SEOUL, January 30 (AJP) — BTS has long stood for K-pop stardom, polished choreography and messages of resilience and love. But as the group matures, its center of gravity is shifting. The world’s most influential idol group is digging deeper into its Korean roots—and the global audience is following along.
In the countdown to their long-awaited comeback, every move by the seven members is read as a cultural signal. Where they go, what they reference, even what they casually post now carries symbolic weight. RM’s recent visit to the National Folk Museum of Korea is a case in point—one quiet stop that set off a ripple effect far beyond museum walls.
Interest in Korea’s traditional music and folk culture has been building steadily, fueled by BTS’s creative choices around comeback themes, song titles and locations. The museum itself leaned into that momentum. On Jan. 23, it announced a series of hands-on programs tied to a special exhibition on the cultural history of horses, running Jan. 24–25 and Feb. 7–8.
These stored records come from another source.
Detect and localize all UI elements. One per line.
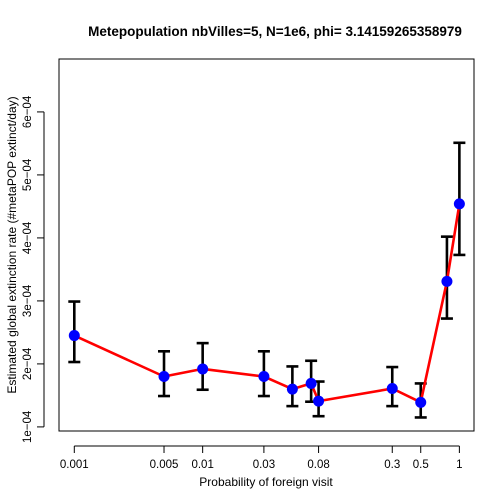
x-tick-label-4: 0.08: [307, 459, 329, 471]
data-point-7: [386, 382, 398, 394]
data-point-8: [415, 396, 427, 408]
y-axis-label: Estimated global extinction rate (#metaP…: [5, 96, 19, 393]
data-point-3: [258, 371, 270, 383]
data-point-10: [453, 198, 465, 210]
y-axis: 1e−04 2e−04 3e−04 4e−04 5e−04 6e−04: [22, 95, 45, 443]
data-points: [68, 198, 465, 408]
plot-frame: [58, 58, 475, 432]
data-point-5: [305, 377, 317, 389]
x-axis: 0.001 0.005 0.01 0.03 0.08 0.3 0.5 1: [60, 445, 463, 471]
data-point-4: [286, 383, 298, 395]
x-tick-label-5: 0.3: [384, 459, 400, 471]
y-tick-label-4: 5e−04: [22, 158, 34, 191]
y-tick-label-2: 3e−04: [22, 284, 34, 317]
x-tick-label-2: 0.01: [191, 459, 213, 471]
data-point-0: [68, 330, 80, 342]
y-tick-label-5: 6e−04: [22, 95, 34, 128]
y-tick-label-1: 2e−04: [22, 347, 34, 380]
x-tick-label-0: 0.001: [60, 459, 89, 471]
data-point-6: [313, 395, 325, 407]
x-tick-label-6: 0.5: [413, 459, 429, 471]
chart-title: Metepopulation nbVilles=5, N=1e6, phi= 3…: [88, 24, 462, 39]
x-tick-label-3: 0.03: [253, 459, 275, 471]
y-tick-label-0: 1e−04: [22, 410, 34, 443]
x-axis-label: Probability of foreign visit: [199, 475, 333, 489]
data-point-2: [197, 363, 209, 375]
x-tick-label-1: 0.005: [150, 459, 179, 471]
x-tick-label-7: 1: [456, 459, 462, 471]
y-tick-label-3: 4e−04: [22, 221, 34, 254]
data-point-1: [158, 371, 170, 383]
data-point-9: [441, 275, 453, 287]
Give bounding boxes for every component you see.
The programs go well beyond passive viewing. Visitors can experience live performances of the Mongolian morin khuur (horse-head fiddle), make badges once used by secret royal inspectors of the Joseon dynasty, and practice calligraphy using brushes made from horsehair. In total, six interactive programs invite audiences to touch, hear and participate in history rather than simply observe it.
To extend the experience online, the museum is also giving away a 2026 horse-themed calendar to the first 200 visitors who post photos of their visit on social media through Jan. 31—another nod to how heritage now travels through digital platforms.
Attention surged after RM’s visit, drawing younger audiences who might not otherwise have stepped into a folk museum. The episode underscores a broader shift: when K-pop icons engage with traditional culture, museums stop feeling distant or static. Heritage becomes something you encounter, share and remix in everyday life.
That same dynamic is at work in BTS’s decision to title its upcoming full-length album Arirang. The choice is more than nostalgic symbolism. It signals that Korea’s most iconic folk song—one shaped by migration, separation and endurance—is ready to speak in the language of global pop. The Guardian described the move as a cultural statement that places Korean tradition squarely on the world stage.
Just as Arirang has been sung, adapted and reinterpreted across generations, Korea’s museums and cultural institutions are reactivating tradition through contemporary lenses. Rather than freezing the past behind glass, they are turning it into living content—experienced through performance, participation and platforms.
As BTS’s comeback nears, tradition itself appears to be entering a new phase: preserved, reimagined and consumed globally. What began as a folk song or a museum visit now travels effortlessly across borders, proving that heritage, when given the right rhythm, can be as dynamic—and as global—as pop itself.